Pour moi c’était évident que c’était celui-ci le 1er, parce qu’il y avait cette longue intro au piano qui replantait le décor, qui amenait un côté dramatique, fin du monde, opéra… Et d’un seul coup, avec la batterie qui rentre, tous ces refrains qui s’ouvrent et qui sont beaucoup plus lumineux, on tirait le fil vers quelque chose de plus solaire, plus résilient. C’est une bonne manière de raconter l’album qui oscille entre des moments de fête, de partition solaire, de lâcher de chevaux et d’italo-disco avec en même temps des moments d’introspection, de balade, plus abîmés, plus intimes. Il réunit bien les climats du disque.

Pourquoi Brûler le feu ?

J’ai des carnets de mots sur lesquels je note plein d’expressions que je sors de leur contexte, quand les gens me parlent ou que je lis un livre. J’avais ce « brûler le feu rouge » dans un carnet, qui venait d’un texto qu’une copine m’avait envoyé et qui disait quelque chose comme « t’inquiète ce soir je vais t’emmener, on va brûler les feux rouges sur le boulevard Magenta ». Ensuite, au fur et à mesure de l’écriture du disque, je me suis rendue compte que dans tous les textes de l’album il y avait des flammes, des briquets, du rouge, des brulures, de la chaleur, comme si j’avais cherché le champ lexical du feu ! Je suis comme aimantée, fascinée par le feu qui fait peur autant qu’il happe, cet élément qui a permis à l’humanité de survivre, à la fois créateur et dévastateur. J’ai repensé à ce titre, et je l’aime, parce que c’est comme un petit poème, un haïku. Il veut tout et rien dire, c’est presque un geste un peu néo-surréaliste, une manière d’aller au bout du poème jusqu’à ce qu’il s’annule, et en même temps, qu’il soit infini. Et en vrai, je crois que ça voulait aussi dire quelque chose d’assez profond sur mon cheminement de ces trois dernières années, ne pas me faire dévorer par la passion, y survivre et en faire quelque chose. Que je puisse brûler, reprendre le contrôle et transformer ce feu amoureux qui a pu être très dévastateur dans ma vie. C’est un album de libération.
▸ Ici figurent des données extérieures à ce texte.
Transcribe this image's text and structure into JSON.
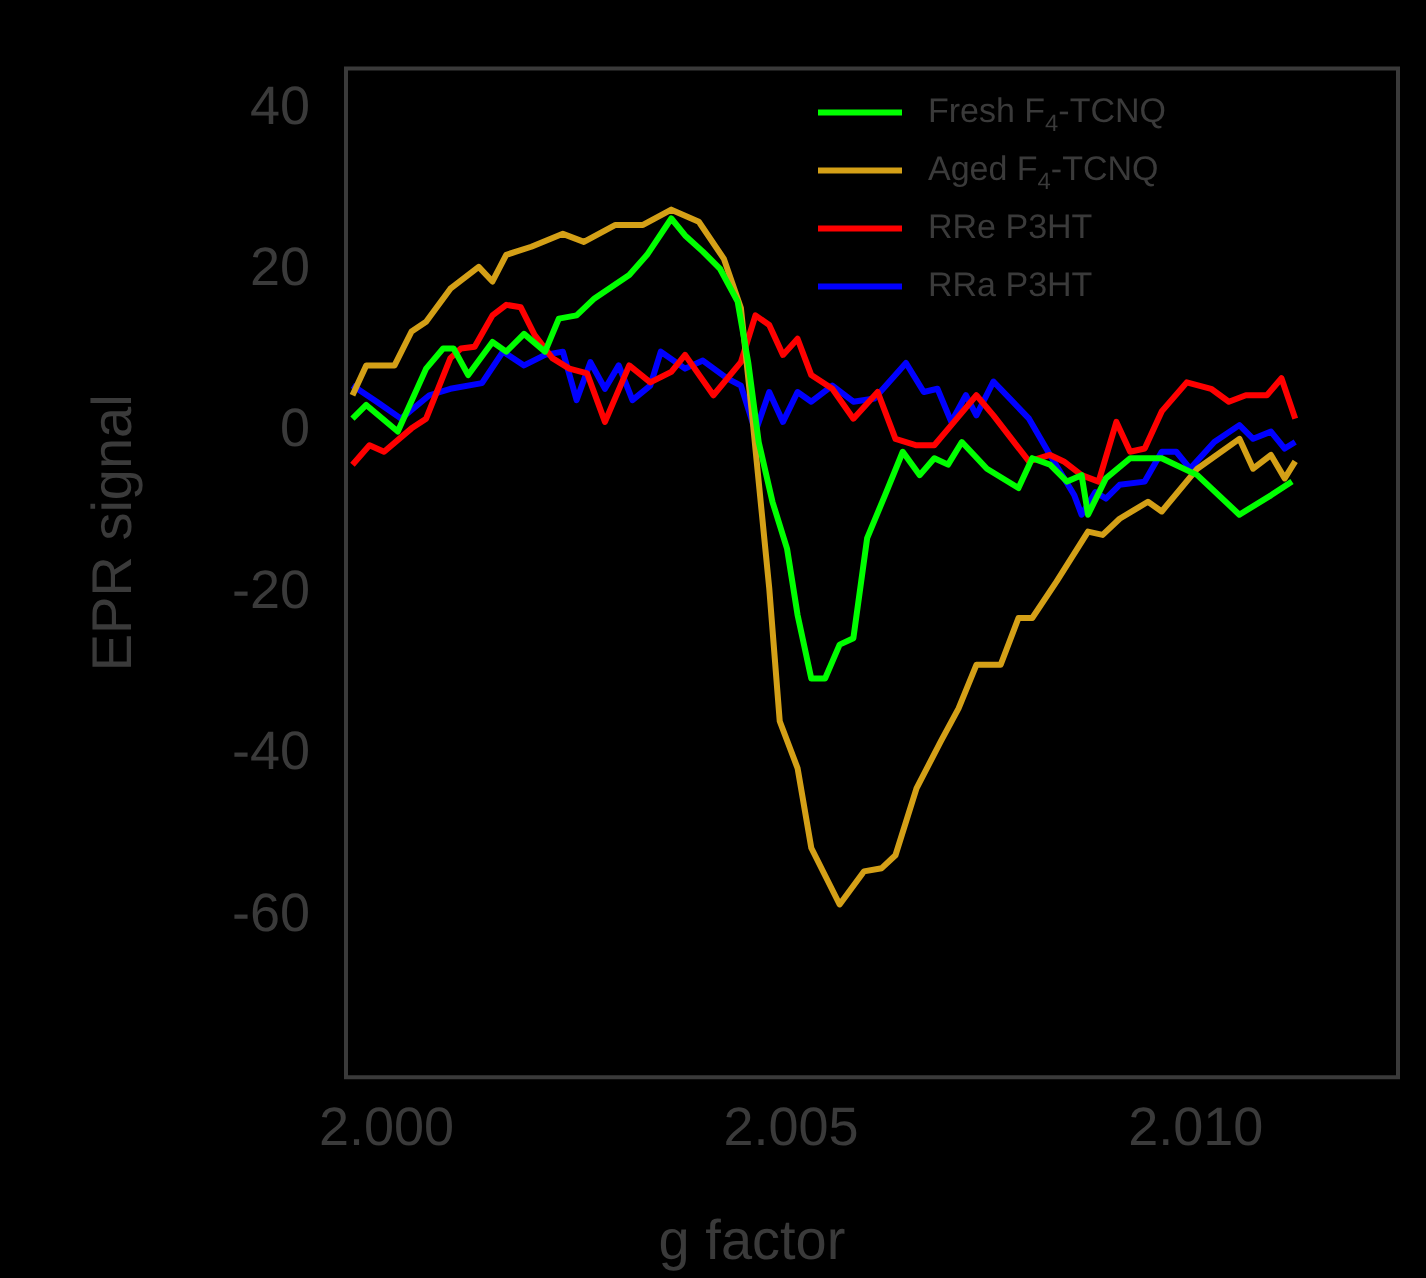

On retrouve le disco, forcément, puisque le disco et toi c’est une recette qui marche.

Je suis dedans comme Obélix est tombé dans la potion magique quand il était petit. J’avais déjà plusieurs titres disco sur mon premier album comme « L’indien » ou « Samedi soir », j’avais ma grosse boule à facettes et mon rideau à paillettes sur scène. Le disco c’est un genre indémodable et un groove qui me plait parce qu’il est faussement naïf. C’est une vraie science de l’arrangement, ce n’est pas si facile que ça de faire danser les gens. Il faut être malin pour que ça marche et que le corps ait envie de se lever !

Et il y a évidemment des chansons bien déprimantes comme tu en as l’habitude. Tu es une éternelle mélancolique ?

Eternelle mélancolique, bien sûr ! Ça me joue des tours parfois, parce que je touche vraiment le fond de la piscine. J’oscille tout le temps entre les confettis et les mouchoirs.